I'm not sure how to solve these trigonometric functions, can someone help? Thank you!

Answer 1

Amplitude: 2

Period:
`\pi`

Vertical shift: -2

Horizontal shift:
`(3 \pi)/(8)`

Cycles between 0 and
`2 \pi`: 2

Equation:
`f(x) = 2 \sin (2(x - (3 \pi)/(8))) - 2`

Explanation:

Amplitude: The amplitude is half of the height of the curve. The height of the curve is
`|-4 - 0| = 4`

Period: The period is the distance between any two adjacent peaks of the curve. We see peaks at
`(5 \pi)/(8)` and
`(13 \pi)/(8)`, so the distance between them is
`(13 - 5 \pi)/(8) = \pi`

Vertical shift: The vertical shift is the difference between the vertical location of any peak and the height of the amplitude. Here that is
`0 - 2 = -2`

Horizontal shift: The horizontal shift is the x location of the first (or actually any) vertical peak of the derivative of the curve. Here we can eyeball where the tangent line has the greatest slope, and it seems to be at
`x = (3 \pi)/(8)`

Frequency: We can determine the frequency (number of cycles between 0 and
`2 \pi`) by counting how many periods are in between
`x = 0` and
`x = 2 \pi`. There are
`(2 \pi)/(\pi)` of them (length of the interval divided by the period), which simplifies to 2.

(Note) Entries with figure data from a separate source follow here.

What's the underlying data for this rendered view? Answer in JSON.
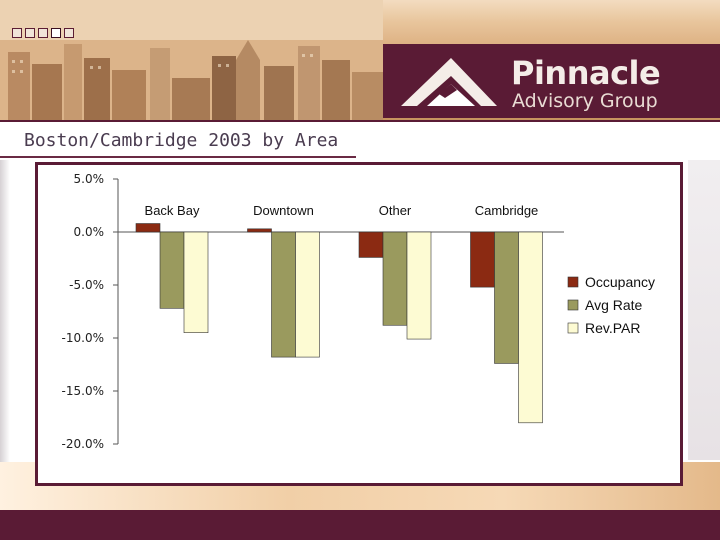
{
  "header": {
    "brand_name": "Pinnacle",
    "brand_sub": "Advisory Group",
    "slide_dots": [
      false,
      false,
      false,
      true,
      false
    ]
  },
  "title": "Boston/Cambridge 2003 by Area",
  "colors": {
    "occupancy": "#8b2a12",
    "avg_rate": "#9a9a5e",
    "revpar": "#fdfbd3",
    "brand": "#5a1b35"
  },
  "chart_data": {
    "type": "bar",
    "categories": [
      "Back Bay",
      "Downtown",
      "Other",
      "Cambridge"
    ],
    "series": [
      {
        "name": "Occupancy",
        "values": [
          0.8,
          0.3,
          -2.4,
          -5.2
        ]
      },
      {
        "name": "Avg Rate",
        "values": [
          -7.2,
          -11.8,
          -8.8,
          -12.4
        ]
      },
      {
        "name": "Rev.PAR",
        "values": [
          -9.5,
          -11.8,
          -10.1,
          -18.0
        ]
      }
    ],
    "yticks": [
      "5.0%",
      "0.0%",
      "-5.0%",
      "-10.0%",
      "-15.0%",
      "-20.0%"
    ],
    "ytick_values": [
      5,
      0,
      -5,
      -10,
      -15,
      -20
    ],
    "ylim": [
      -20,
      5
    ],
    "legend_position": "right",
    "grid": false
  }
}
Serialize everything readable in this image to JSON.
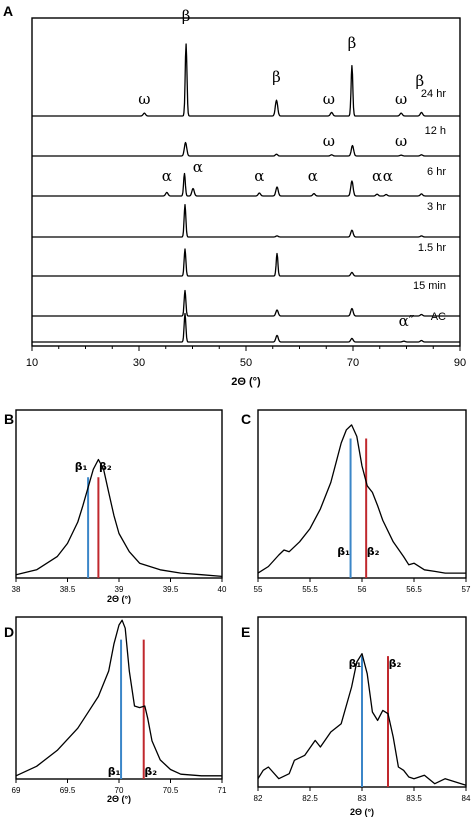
{
  "chart_data": [
    {
      "panel": "A",
      "type": "line",
      "xlabel": "2Θ (°)",
      "xlim": [
        10,
        90
      ],
      "xticks": [
        10,
        30,
        50,
        70,
        90
      ],
      "series": [
        {
          "name": "24 hr",
          "peaks": [
            [
              31,
              0.04
            ],
            [
              38.8,
              1.0
            ],
            [
              55.7,
              0.22
            ],
            [
              66,
              0.05
            ],
            [
              69.8,
              0.7
            ],
            [
              79,
              0.04
            ],
            [
              82.8,
              0.05
            ]
          ]
        },
        {
          "name": "12 h",
          "peaks": [
            [
              38.7,
              0.45
            ],
            [
              55.7,
              0.06
            ],
            [
              66,
              0.04
            ],
            [
              69.9,
              0.35
            ],
            [
              79,
              0.03
            ],
            [
              82.8,
              0.04
            ]
          ]
        },
        {
          "name": "6 hr",
          "peaks": [
            [
              35.2,
              0.12
            ],
            [
              38.5,
              0.75
            ],
            [
              40.1,
              0.25
            ],
            [
              52.5,
              0.1
            ],
            [
              55.8,
              0.3
            ],
            [
              62.7,
              0.08
            ],
            [
              69.8,
              0.5
            ],
            [
              74.5,
              0.06
            ],
            [
              76.2,
              0.05
            ],
            [
              82.8,
              0.07
            ]
          ]
        },
        {
          "name": "3 hr",
          "peaks": [
            [
              38.6,
              0.85
            ],
            [
              55.8,
              0.03
            ],
            [
              69.8,
              0.18
            ],
            [
              82.8,
              0.03
            ]
          ]
        },
        {
          "name": "1.5 hr",
          "peaks": [
            [
              38.6,
              0.9
            ],
            [
              55.8,
              0.75
            ],
            [
              69.8,
              0.12
            ]
          ]
        },
        {
          "name": "15 min",
          "peaks": [
            [
              38.6,
              0.85
            ],
            [
              55.8,
              0.2
            ],
            [
              69.8,
              0.25
            ],
            [
              82.8,
              0.05
            ]
          ]
        },
        {
          "name": "AC",
          "peaks": [
            [
              38.6,
              0.95
            ],
            [
              55.8,
              0.22
            ],
            [
              69.8,
              0.12
            ],
            [
              79.5,
              0.03
            ],
            [
              82.8,
              0.05
            ]
          ]
        }
      ],
      "peak_annotations": [
        {
          "symbol": "β",
          "x": 38.8,
          "trace": "24 hr"
        },
        {
          "symbol": "β",
          "x": 55.7,
          "trace": "24 hr"
        },
        {
          "symbol": "β",
          "x": 69.8,
          "trace": "24 hr"
        },
        {
          "symbol": "β",
          "x": 82.5,
          "trace": "24 hr"
        },
        {
          "symbol": "ω",
          "x": 31.0,
          "trace": "24 hr"
        },
        {
          "symbol": "ω",
          "x": 65.5,
          "trace": "24 hr"
        },
        {
          "symbol": "ω",
          "x": 79.0,
          "trace": "24 hr"
        },
        {
          "symbol": "ω",
          "x": 65.5,
          "trace": "12 h"
        },
        {
          "symbol": "ω",
          "x": 79.0,
          "trace": "12 h"
        },
        {
          "symbol": "α",
          "x": 35.2,
          "trace": "6 hr"
        },
        {
          "symbol": "α",
          "x": 41.0,
          "trace": "6 hr"
        },
        {
          "symbol": "α",
          "x": 52.5,
          "trace": "6 hr"
        },
        {
          "symbol": "α",
          "x": 62.5,
          "trace": "6 hr"
        },
        {
          "symbol": "α",
          "x": 74.5,
          "trace": "6 hr"
        },
        {
          "symbol": "α",
          "x": 76.5,
          "trace": "6 hr"
        },
        {
          "symbol": "α″",
          "x": 80.0,
          "trace": "AC"
        }
      ]
    },
    {
      "panel": "B",
      "type": "line",
      "xlabel": "2Θ (°)",
      "xlim": [
        38,
        40
      ],
      "xticks": [
        "38",
        "38.5",
        "39",
        "39.5",
        "40"
      ],
      "x": [
        38.0,
        38.2,
        38.4,
        38.5,
        38.6,
        38.65,
        38.7,
        38.75,
        38.8,
        38.85,
        38.9,
        38.95,
        39.0,
        39.1,
        39.2,
        39.4,
        39.6,
        39.8,
        40.0
      ],
      "y": [
        0.02,
        0.05,
        0.13,
        0.21,
        0.34,
        0.44,
        0.55,
        0.66,
        0.72,
        0.66,
        0.52,
        0.38,
        0.27,
        0.16,
        0.09,
        0.05,
        0.03,
        0.02,
        0.01
      ],
      "reference_lines": [
        {
          "label": "β₁",
          "x": 38.7,
          "color": "#3b86c8"
        },
        {
          "label": "β₂",
          "x": 38.8,
          "color": "#c0282d"
        }
      ]
    },
    {
      "panel": "C",
      "type": "line",
      "xlabel": "",
      "xlim": [
        55,
        57
      ],
      "xticks": [
        "55",
        "55.5",
        "56",
        "56.5",
        "57"
      ],
      "x": [
        55.0,
        55.1,
        55.2,
        55.25,
        55.3,
        55.4,
        55.5,
        55.6,
        55.7,
        55.75,
        55.8,
        55.85,
        55.9,
        55.95,
        56.0,
        56.05,
        56.1,
        56.15,
        56.2,
        56.3,
        56.4,
        56.45,
        56.5,
        56.6,
        56.7,
        56.8,
        56.9,
        57.0
      ],
      "y": [
        0.03,
        0.07,
        0.14,
        0.17,
        0.16,
        0.22,
        0.3,
        0.42,
        0.58,
        0.7,
        0.82,
        0.9,
        0.93,
        0.86,
        0.68,
        0.56,
        0.52,
        0.44,
        0.35,
        0.22,
        0.13,
        0.08,
        0.09,
        0.05,
        0.04,
        0.03,
        0.03,
        0.03
      ],
      "reference_lines": [
        {
          "label": "β₁",
          "x": 55.89,
          "color": "#3b86c8"
        },
        {
          "label": "β₂",
          "x": 56.04,
          "color": "#c0282d"
        }
      ]
    },
    {
      "panel": "D",
      "type": "line",
      "xlabel": "2Θ (°)",
      "xlim": [
        69,
        71
      ],
      "xticks": [
        "69",
        "69.5",
        "70",
        "70.5",
        "71"
      ],
      "x": [
        69.0,
        69.2,
        69.4,
        69.6,
        69.7,
        69.8,
        69.9,
        69.95,
        70.0,
        70.03,
        70.06,
        70.1,
        70.15,
        70.2,
        70.25,
        70.28,
        70.32,
        70.4,
        70.5,
        70.6,
        70.8,
        71.0
      ],
      "y": [
        0.02,
        0.08,
        0.18,
        0.32,
        0.42,
        0.52,
        0.68,
        0.85,
        0.97,
        1.0,
        0.95,
        0.68,
        0.46,
        0.45,
        0.46,
        0.38,
        0.24,
        0.12,
        0.06,
        0.03,
        0.02,
        0.02
      ],
      "reference_lines": [
        {
          "label": "β₁",
          "x": 70.02,
          "color": "#3b86c8"
        },
        {
          "label": "β₂",
          "x": 70.24,
          "color": "#c0282d"
        }
      ]
    },
    {
      "panel": "E",
      "type": "line",
      "xlabel": "2Θ (°)",
      "xlim": [
        82,
        84
      ],
      "xticks": [
        "82",
        "82.5",
        "83",
        "83.5",
        "84"
      ],
      "x": [
        82.0,
        82.05,
        82.1,
        82.2,
        82.3,
        82.35,
        82.45,
        82.55,
        82.6,
        82.7,
        82.8,
        82.9,
        82.95,
        83.0,
        83.05,
        83.1,
        83.15,
        83.2,
        83.25,
        83.3,
        83.35,
        83.4,
        83.45,
        83.5,
        83.6,
        83.7,
        83.8,
        83.9,
        84.0
      ],
      "y": [
        0.05,
        0.1,
        0.12,
        0.05,
        0.08,
        0.16,
        0.19,
        0.28,
        0.24,
        0.33,
        0.38,
        0.6,
        0.75,
        0.8,
        0.68,
        0.45,
        0.4,
        0.46,
        0.44,
        0.3,
        0.12,
        0.1,
        0.06,
        0.05,
        0.07,
        0.02,
        0.05,
        0.03,
        0.01
      ],
      "reference_lines": [
        {
          "label": "β₁",
          "x": 83.0,
          "color": "#3b86c8"
        },
        {
          "label": "β₂",
          "x": 83.25,
          "color": "#c0282d"
        }
      ]
    }
  ]
}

Equation of the graph: We already have all of the things we need to determine the formula of the graph. In general, the graph of an arbitrary sine wave is
`f(x) = A * \sin ( c * (x - h)) + k`

where
`A` is the amplitude,
`c` is the frequency,
`h` is the horizontal shift, and
`k` is the vertical shift. Plugging in what we've already determined, the function becomes

`f(x) = 2 \sin (2(x - (3 \pi)/(8))) - 2`